Mavis got itchy if she stayed in one place too long. We’d been staying with Old Man Cooter for almost a month and Mavis was acting like she had hives. Though that also could have been an allergy to the soap that had heretofore been a distant memory to each of us.
Old Man Cooter required us to bath regularly. And when me and Stank had first done it the water was as black as ashes at dusk. But after three or four more dunks and a change of clothes we were both looking prettier than a Posey on Sunday in the summer. I thought about calling Stank by his real name, but who knew if this would last, plus “Pete” just sounded wrong when I tried it out.

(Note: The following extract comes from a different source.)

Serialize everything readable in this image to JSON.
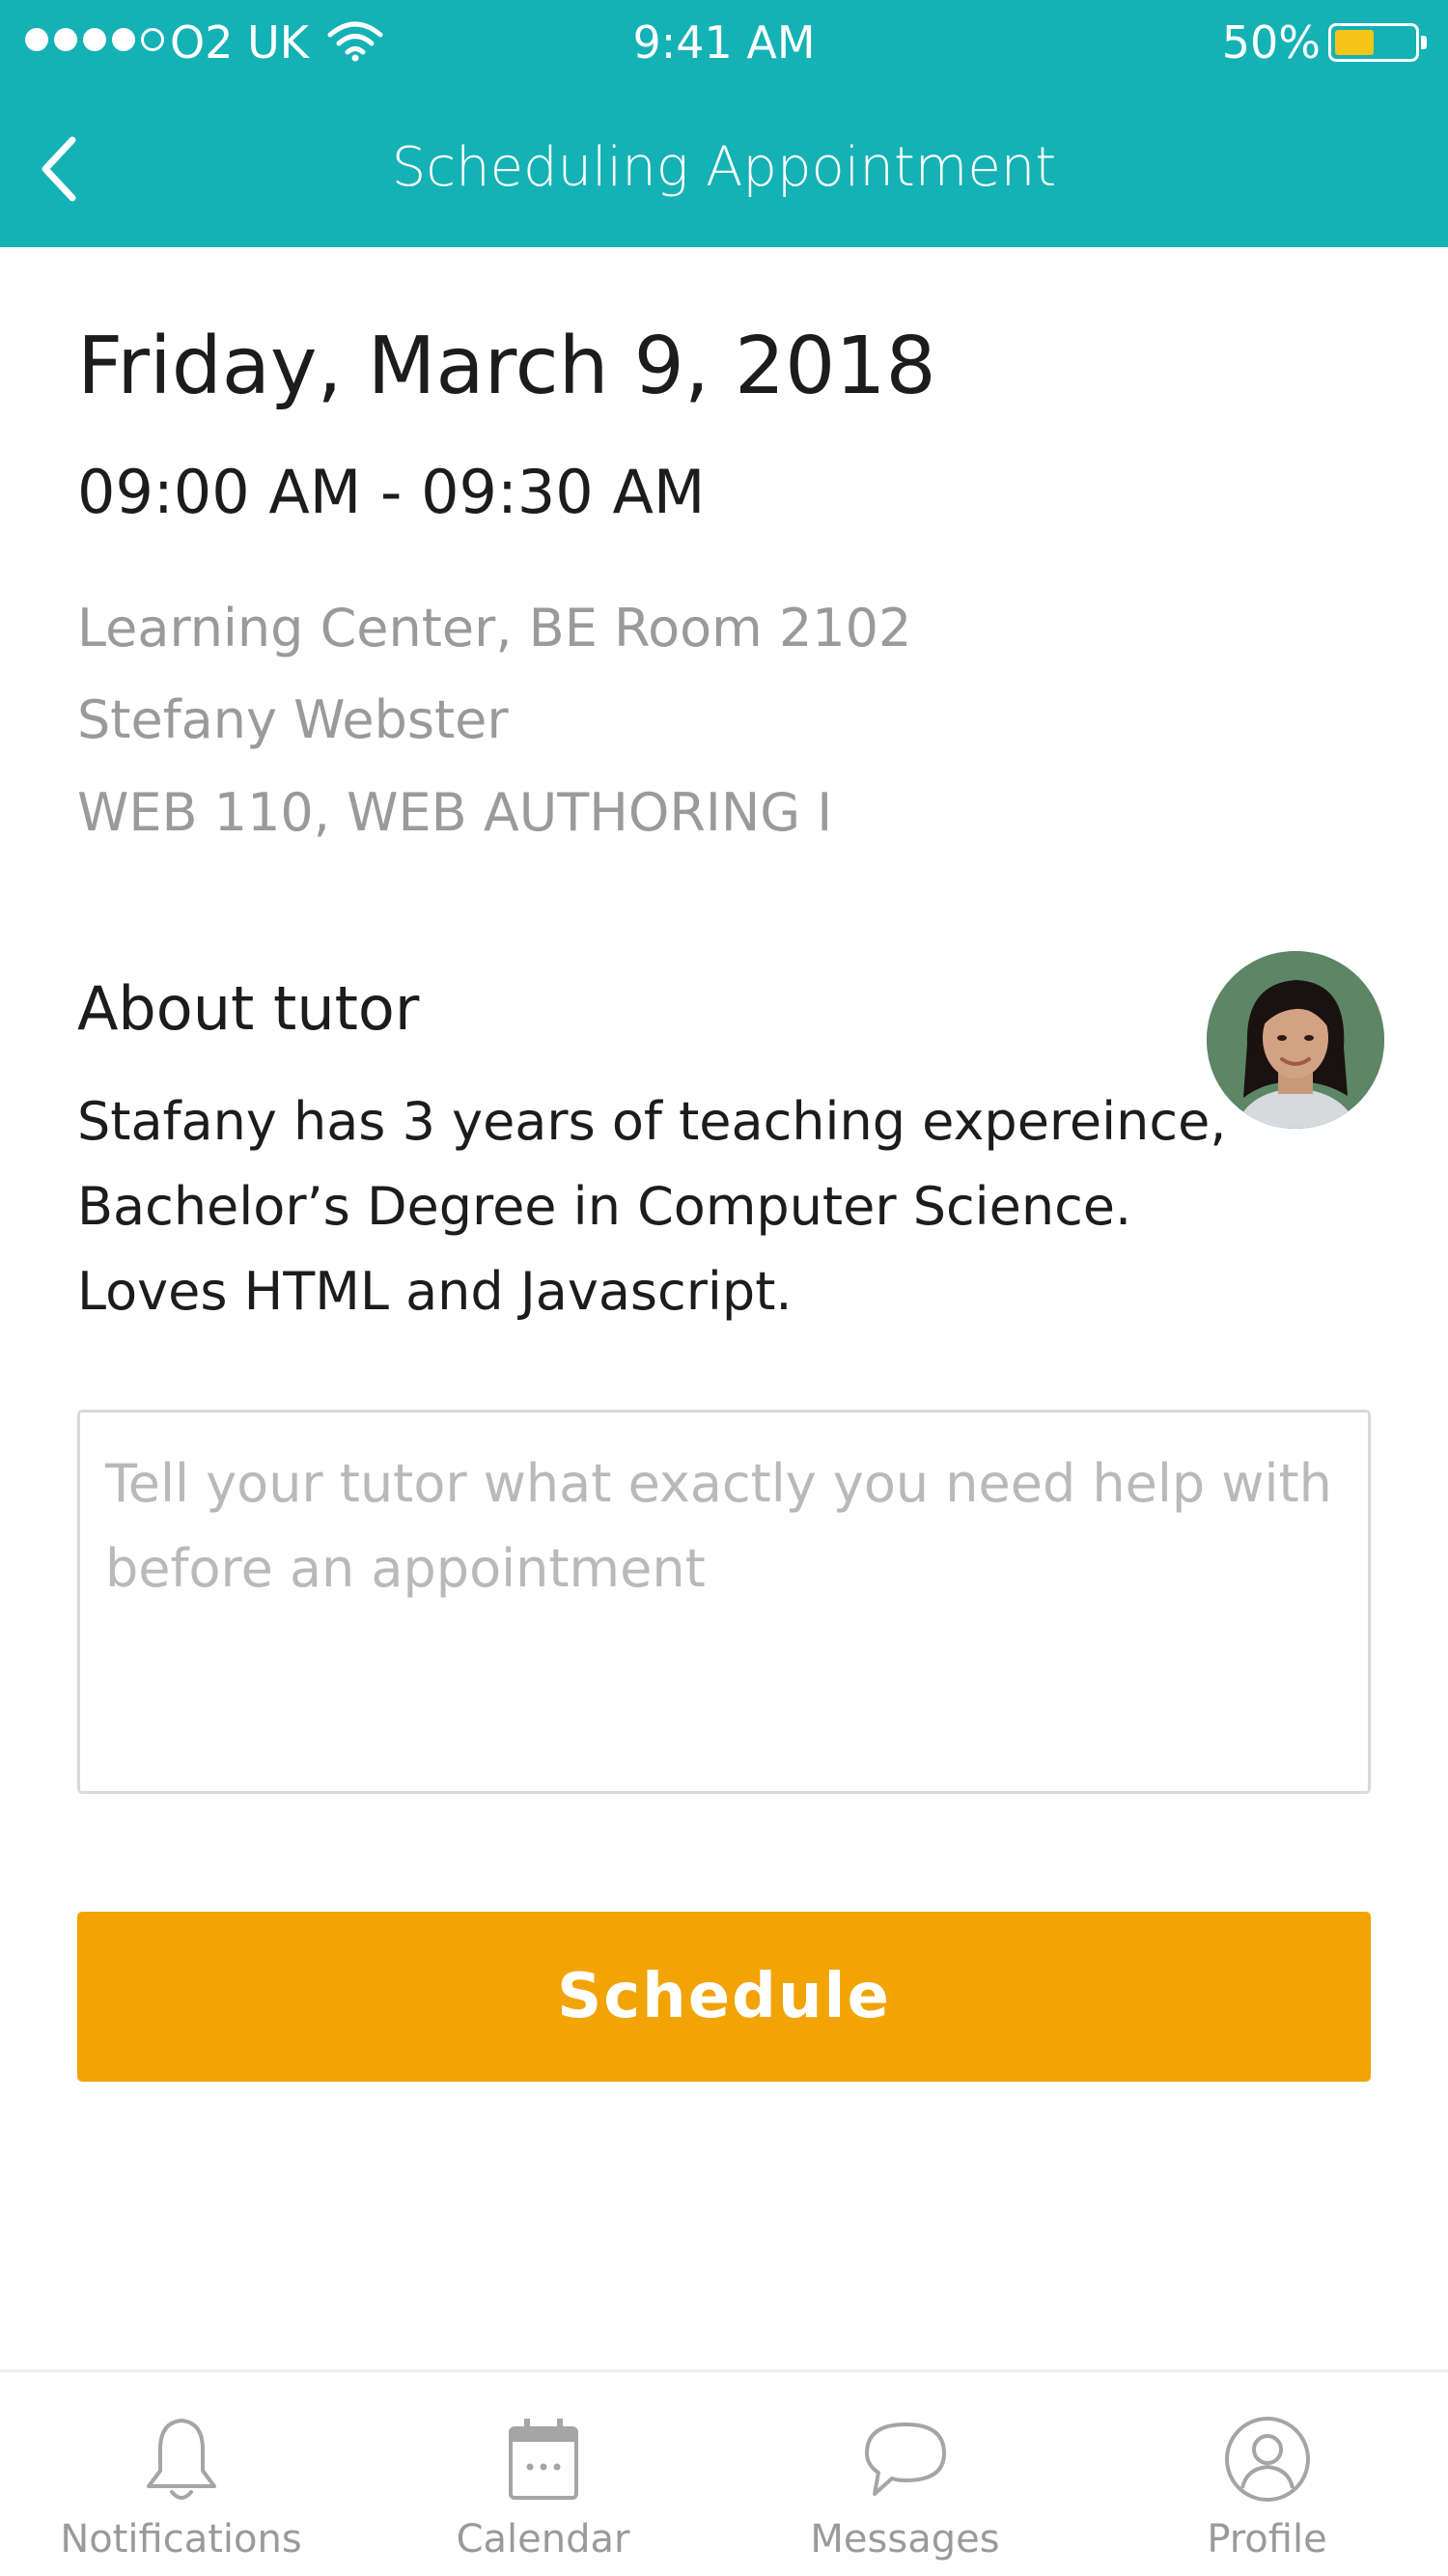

Anyways Mavis was getting itchier’n a mosquito bite in July and one night she called Stank and me to her room and laid out her plan. “Old Man Cooter’s been good to us, but we can’t loaf on him forever. We needs a paying job that’ll get us back to Earth and give him something for retirement.”
“Ain’t he already retired?” Stank asked.
I elbowed him for interrupting.
“Well we can’t just let him spend it all on us can we?” Mavis continued, “We—”
“No?” I asked, thinking the question weren’t rhetorn-ical.
“That’s right, Clem. He’s taken care a us, now we needs to take care a him.”
“Whadda ya propose we do now?” Stank asked.
“What in tarnation’s that?” Stank asked.
I kicked him in the shin for such a tone with Mavis.
“We buy some land cheap and turn around and sell it for a profit.” She said.
“We don’t have any money to buy it with,” Stank said. This time I knew he were right so I didn’t kick him er nothin’.
“Can’t we just rob a bank?” I asked.
“I’m glad you asked, Clem, and you too, Pete,” when she said my name it fell flat but when she said Stank’s there was music in her mouth and a twinkle in her eye. “We’re gonna rob the Bank Of 49.”